Yeah, I question that what was needed was actually done. I'll assume that you have a smart meter, and they just read some parameters remotely. Somewhere, I can't find it now, I saved off details that I found on the Landis+Gyr AXR-SD smart meter right after our neighborhood was all changed to smart meters some years ago.
Ours scrolls through numbers on its LCD, peak kW that I see in your printout is one of them, that is just the maximum ever recorded load from the house since meter installation or meter reset. Our meter quit sending out its signal earlier this year. I sure didn't know it did, but the scanning system detected it as no report for a long enough time, and a guy was sent out to swap out our meter. He programmed the then-present kWhr reading of the old meter into the new meter, and verified that it could be read remotely. I verified that both L1 and L2 were active (check that a 240v load works, like cooktop or pool pump motor) before he left. After he left, the peak kW peak detector reading was low, just the load on in the house at the moment. I checked back when I remembered a few days later, it was back up to the old peak load reading, as all A/Cs had run with pool pump, etc. to get peak demand back up there.

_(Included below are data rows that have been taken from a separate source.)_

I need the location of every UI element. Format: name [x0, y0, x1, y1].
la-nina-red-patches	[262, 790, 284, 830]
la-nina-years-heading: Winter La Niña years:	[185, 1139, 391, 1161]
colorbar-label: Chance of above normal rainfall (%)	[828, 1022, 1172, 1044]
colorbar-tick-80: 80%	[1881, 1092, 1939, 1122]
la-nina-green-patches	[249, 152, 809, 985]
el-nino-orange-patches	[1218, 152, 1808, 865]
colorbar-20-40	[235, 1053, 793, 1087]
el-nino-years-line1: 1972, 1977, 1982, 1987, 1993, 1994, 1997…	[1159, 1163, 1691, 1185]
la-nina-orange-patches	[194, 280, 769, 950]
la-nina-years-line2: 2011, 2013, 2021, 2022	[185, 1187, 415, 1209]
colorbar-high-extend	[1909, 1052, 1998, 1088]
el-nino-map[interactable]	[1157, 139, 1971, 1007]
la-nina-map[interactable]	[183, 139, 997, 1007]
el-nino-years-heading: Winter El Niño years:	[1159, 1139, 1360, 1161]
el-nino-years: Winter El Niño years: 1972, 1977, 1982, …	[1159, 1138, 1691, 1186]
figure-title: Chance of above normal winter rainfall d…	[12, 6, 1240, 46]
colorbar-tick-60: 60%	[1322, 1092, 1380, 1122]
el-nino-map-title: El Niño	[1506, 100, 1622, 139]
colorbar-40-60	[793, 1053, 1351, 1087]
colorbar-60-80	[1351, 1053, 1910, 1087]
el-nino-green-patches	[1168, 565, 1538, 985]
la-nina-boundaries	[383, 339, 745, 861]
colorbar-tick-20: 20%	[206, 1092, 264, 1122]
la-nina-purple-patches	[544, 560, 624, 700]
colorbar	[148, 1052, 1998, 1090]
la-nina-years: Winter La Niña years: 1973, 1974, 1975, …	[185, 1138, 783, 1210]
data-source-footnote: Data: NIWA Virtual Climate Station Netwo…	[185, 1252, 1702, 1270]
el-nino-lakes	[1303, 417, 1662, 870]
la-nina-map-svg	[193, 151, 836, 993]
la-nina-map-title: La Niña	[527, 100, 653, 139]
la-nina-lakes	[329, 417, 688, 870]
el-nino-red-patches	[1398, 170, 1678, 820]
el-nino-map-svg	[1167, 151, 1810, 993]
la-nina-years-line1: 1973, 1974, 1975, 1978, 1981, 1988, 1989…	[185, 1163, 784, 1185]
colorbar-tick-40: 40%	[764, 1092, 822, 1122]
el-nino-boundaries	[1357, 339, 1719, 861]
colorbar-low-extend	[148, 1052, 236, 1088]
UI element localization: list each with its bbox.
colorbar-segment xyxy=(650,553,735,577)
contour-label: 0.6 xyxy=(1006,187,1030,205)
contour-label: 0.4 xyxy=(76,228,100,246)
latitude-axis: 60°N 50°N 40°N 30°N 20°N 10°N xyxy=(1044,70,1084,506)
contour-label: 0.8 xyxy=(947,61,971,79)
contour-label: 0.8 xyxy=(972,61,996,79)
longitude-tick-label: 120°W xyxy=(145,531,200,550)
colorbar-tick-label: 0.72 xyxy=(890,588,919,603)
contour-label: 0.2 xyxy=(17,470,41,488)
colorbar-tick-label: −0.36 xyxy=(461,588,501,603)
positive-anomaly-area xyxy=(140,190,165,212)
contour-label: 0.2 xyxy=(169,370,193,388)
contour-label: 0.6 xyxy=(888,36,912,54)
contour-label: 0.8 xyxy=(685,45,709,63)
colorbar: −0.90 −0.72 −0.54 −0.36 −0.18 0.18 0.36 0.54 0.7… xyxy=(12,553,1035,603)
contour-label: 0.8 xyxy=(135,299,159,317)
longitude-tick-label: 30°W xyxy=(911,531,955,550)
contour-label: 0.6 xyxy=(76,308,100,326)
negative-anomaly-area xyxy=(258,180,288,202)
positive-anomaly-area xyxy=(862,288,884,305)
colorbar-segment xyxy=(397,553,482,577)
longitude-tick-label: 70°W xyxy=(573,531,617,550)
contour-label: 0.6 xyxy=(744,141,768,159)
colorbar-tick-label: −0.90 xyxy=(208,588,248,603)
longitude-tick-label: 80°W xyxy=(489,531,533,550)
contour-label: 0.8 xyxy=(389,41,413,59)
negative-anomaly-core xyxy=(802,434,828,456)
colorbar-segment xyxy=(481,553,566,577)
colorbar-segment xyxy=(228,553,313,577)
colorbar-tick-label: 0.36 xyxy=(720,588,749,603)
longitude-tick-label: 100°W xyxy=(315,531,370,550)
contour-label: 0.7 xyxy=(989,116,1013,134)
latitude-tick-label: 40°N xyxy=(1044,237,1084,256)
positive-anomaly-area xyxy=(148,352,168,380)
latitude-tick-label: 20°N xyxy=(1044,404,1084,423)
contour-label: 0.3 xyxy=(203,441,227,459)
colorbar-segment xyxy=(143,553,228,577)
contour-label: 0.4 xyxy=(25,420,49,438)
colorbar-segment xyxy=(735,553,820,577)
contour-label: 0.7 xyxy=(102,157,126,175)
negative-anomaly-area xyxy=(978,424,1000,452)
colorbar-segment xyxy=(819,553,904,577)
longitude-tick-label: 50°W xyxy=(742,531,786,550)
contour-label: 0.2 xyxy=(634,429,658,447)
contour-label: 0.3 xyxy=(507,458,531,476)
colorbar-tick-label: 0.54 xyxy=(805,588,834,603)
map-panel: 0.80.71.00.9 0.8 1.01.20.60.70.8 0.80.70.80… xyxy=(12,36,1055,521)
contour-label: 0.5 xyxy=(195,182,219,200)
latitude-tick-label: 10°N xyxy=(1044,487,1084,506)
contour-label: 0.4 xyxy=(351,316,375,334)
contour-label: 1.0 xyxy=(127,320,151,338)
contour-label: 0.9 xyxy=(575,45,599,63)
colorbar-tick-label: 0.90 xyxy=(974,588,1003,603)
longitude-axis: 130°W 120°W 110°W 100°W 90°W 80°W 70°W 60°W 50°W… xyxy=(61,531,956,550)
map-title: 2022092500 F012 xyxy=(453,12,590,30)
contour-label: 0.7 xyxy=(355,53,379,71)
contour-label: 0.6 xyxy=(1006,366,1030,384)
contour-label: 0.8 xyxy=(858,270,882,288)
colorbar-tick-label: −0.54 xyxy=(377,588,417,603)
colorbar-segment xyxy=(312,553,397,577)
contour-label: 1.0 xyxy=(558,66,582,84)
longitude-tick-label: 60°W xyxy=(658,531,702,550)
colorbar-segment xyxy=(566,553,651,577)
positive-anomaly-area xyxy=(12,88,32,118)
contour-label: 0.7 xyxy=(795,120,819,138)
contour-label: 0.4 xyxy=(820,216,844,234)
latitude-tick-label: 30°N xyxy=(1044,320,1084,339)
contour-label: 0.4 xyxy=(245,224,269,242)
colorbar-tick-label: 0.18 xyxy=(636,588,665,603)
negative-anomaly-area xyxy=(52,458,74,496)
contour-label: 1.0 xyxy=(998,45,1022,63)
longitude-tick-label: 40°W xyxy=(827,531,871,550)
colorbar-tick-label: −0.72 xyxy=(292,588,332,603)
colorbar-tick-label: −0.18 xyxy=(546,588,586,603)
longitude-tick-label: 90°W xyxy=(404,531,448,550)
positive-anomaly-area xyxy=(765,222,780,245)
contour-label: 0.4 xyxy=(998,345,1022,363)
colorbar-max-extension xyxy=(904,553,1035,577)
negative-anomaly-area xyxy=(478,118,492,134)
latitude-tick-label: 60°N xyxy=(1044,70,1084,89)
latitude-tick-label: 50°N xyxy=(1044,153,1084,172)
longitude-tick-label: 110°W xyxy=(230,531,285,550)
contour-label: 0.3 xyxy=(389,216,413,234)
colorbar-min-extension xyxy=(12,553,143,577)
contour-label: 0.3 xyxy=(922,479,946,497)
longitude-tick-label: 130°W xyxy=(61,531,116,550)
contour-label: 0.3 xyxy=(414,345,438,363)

To do the load test that was done on mine, requires someone to come out with the load box (dummy load), and really load your service, to see how much voltage droop there is under a very heavy load. Just measuring voltage remotely isn't going to do that. They can't remotely load your service.
Just a note to others, many smart meters, mine included, have the ability to remotely disconnect service, and to set up a power-monitoring/power limiting scheme for people who don't pay their bills. The Landis+Gyr with a -SD model name suffix is for "Service Disconnect". A recalcitrant customer can be warned and then their power limited to just a light load, say like a refrig and a couple lights, customer uses anything more than that, the meter measures it, the scanning system see's it, sends the service disconnect command, and customer is without power. A few time of that I guess pokes the customer to paying their bill. If not, then meter is commanded to service disconnect, and until customer pays all the bills, or a big deposit and agrees to a monitored payment plan, no power for you! No need to send anyone out to the site.